Should pooling regions be identical to convolution regions? #1318

longjon · 2014-10-18T01:14:20Z

Pooling and convolution both aggregate inputs over rectangular regions defined by kernel size, stride, and padding parameters. (In fact, average pooling is convolution with a fixed filter, and max pooling is a special case of "tropical convolution".)

However, Caffe currently uses different sets of regions (and consequently, produces different output sizes) for pooling and convolution. Convolution regions are never allowed outside of the padded input, while pooling is performed when a strided pooling region extends off the ends of the input.

This inconsistency causes some annoyance when the exact sizes of things need to be computed and can vary (due to to #594). (The issue doesn't normally come up when using networks like AlexNet that ensure that their pooling regions don't encounter this edge case.)

Should the behavior be made consistent, or is there a good reason for its current state?

(See also #988, but note that the expression presented there is different from both the current behaviors.)

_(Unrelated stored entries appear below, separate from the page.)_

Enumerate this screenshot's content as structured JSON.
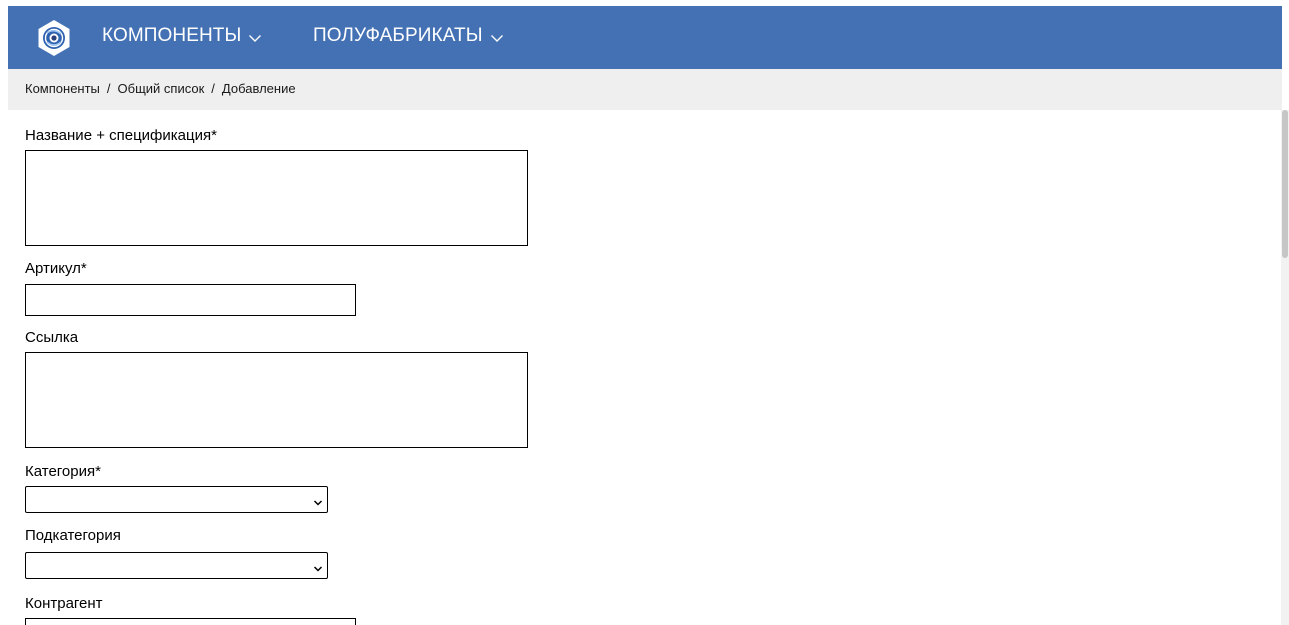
{
  "header": {
    "logo": "company-logo-icon",
    "nav": [
      {
        "label": "КОМПОНЕНТЫ",
        "icon": "chevron-down-icon"
      },
      {
        "label": "ПОЛУФАБРИКАТЫ",
        "icon": "chevron-down-icon"
      }
    ],
    "brand_color": "#4471b4"
  },
  "breadcrumb": {
    "items": [
      "Компоненты",
      "Общий список",
      "Добавление"
    ],
    "separator": "/"
  },
  "form": {
    "fields": [
      {
        "label": "Название + спецификация*",
        "type": "textarea",
        "value": ""
      },
      {
        "label": "Артикул*",
        "type": "text",
        "value": ""
      },
      {
        "label": "Ссылка",
        "type": "textarea",
        "value": ""
      },
      {
        "label": "Категория*",
        "type": "select",
        "value": ""
      },
      {
        "label": "Подкатегория",
        "type": "select",
        "value": ""
      },
      {
        "label": "Контрагент",
        "type": "text",
        "value": ""
      }
    ]
  }
}
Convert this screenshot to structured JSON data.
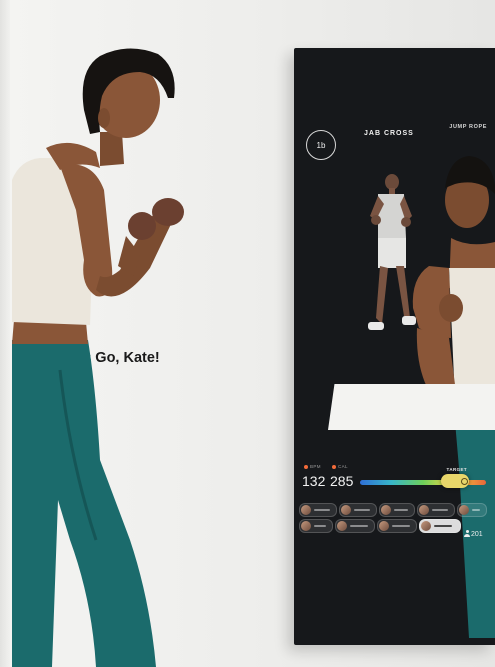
{
  "mirror": {
    "ring_caption": "",
    "timer": "1b",
    "current_move": "JAB CROSS",
    "next_move_caption": "",
    "next_move": "JUMP ROPE",
    "banner": "Let's Go, Kate!",
    "stats": {
      "bpm_caption": "BPM",
      "bpm_value": "132",
      "cal_caption": "CAL",
      "cal_value": "285",
      "target_caption": "TARGET",
      "target_level": 0.75
    },
    "participants_count": "201"
  },
  "colors": {
    "mirror_bg": "#16181b",
    "wall": "#efefed",
    "top": "#ebe6dc",
    "leggings": "#1b6b6c",
    "skin": "#8a5638",
    "accent": "#f26b3a"
  },
  "icons": {
    "participants": "person-icon"
  }
}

ronghanghu · 2014-10-18T01:20:53Z

If I understand it correctly, currently for pooling it is top_size = ceil((bottom_size + 2*pad - kernel_size) / stride) + 1 and for conv it is top_size = floor((bottom_size + 2*pad - kernel_size) / stride) + 1

I also have this issue with my fully-convolutional model. I think it should be made consistent.

jeffdonahue · 2014-10-18T01:55:19Z

Yeah, I've run into problems with this as well -- there should be a RectangularTileParameter or some such that both ConvolutionParameter and PoolingParameter understand.

while pooling is performed when a strided pooling region extends off the ends of the input.

Hmm, I don't think I understand; are you saying the behavior of PoolingLayer::Reshape (https://github.com/BVLC/caffe/blob/dev/src/caffe/layers/pooling_layer.cpp#L81) is different for the case of stride_h_ == 1 vs stride_h_ > 1 (and/or for stride_w_)? If so that's not obvious to me from the code, but maybe it's more subtle than an if (stride > 1) kind of statement.

shelhamer · 2014-10-18T01:58:03Z

I vote yes on standardizing the regions for convolution and pooling. This was raised earlier in #473 (comment) and although @jeffdonahue suggested the "cover" mode be kept for compatibility at the time I'd like to hear if he's still into it.

shelhamer · 2014-10-18T01:59:55Z

Above all, I raise my glass to tropical pools.

longjon · 2014-10-18T02:02:01Z

@jeffdonahue, all I meant was that in the stride 1 case, the behavior of pooling and convolution is the same; the pooling and convolution regions will always cover the entire input without padding.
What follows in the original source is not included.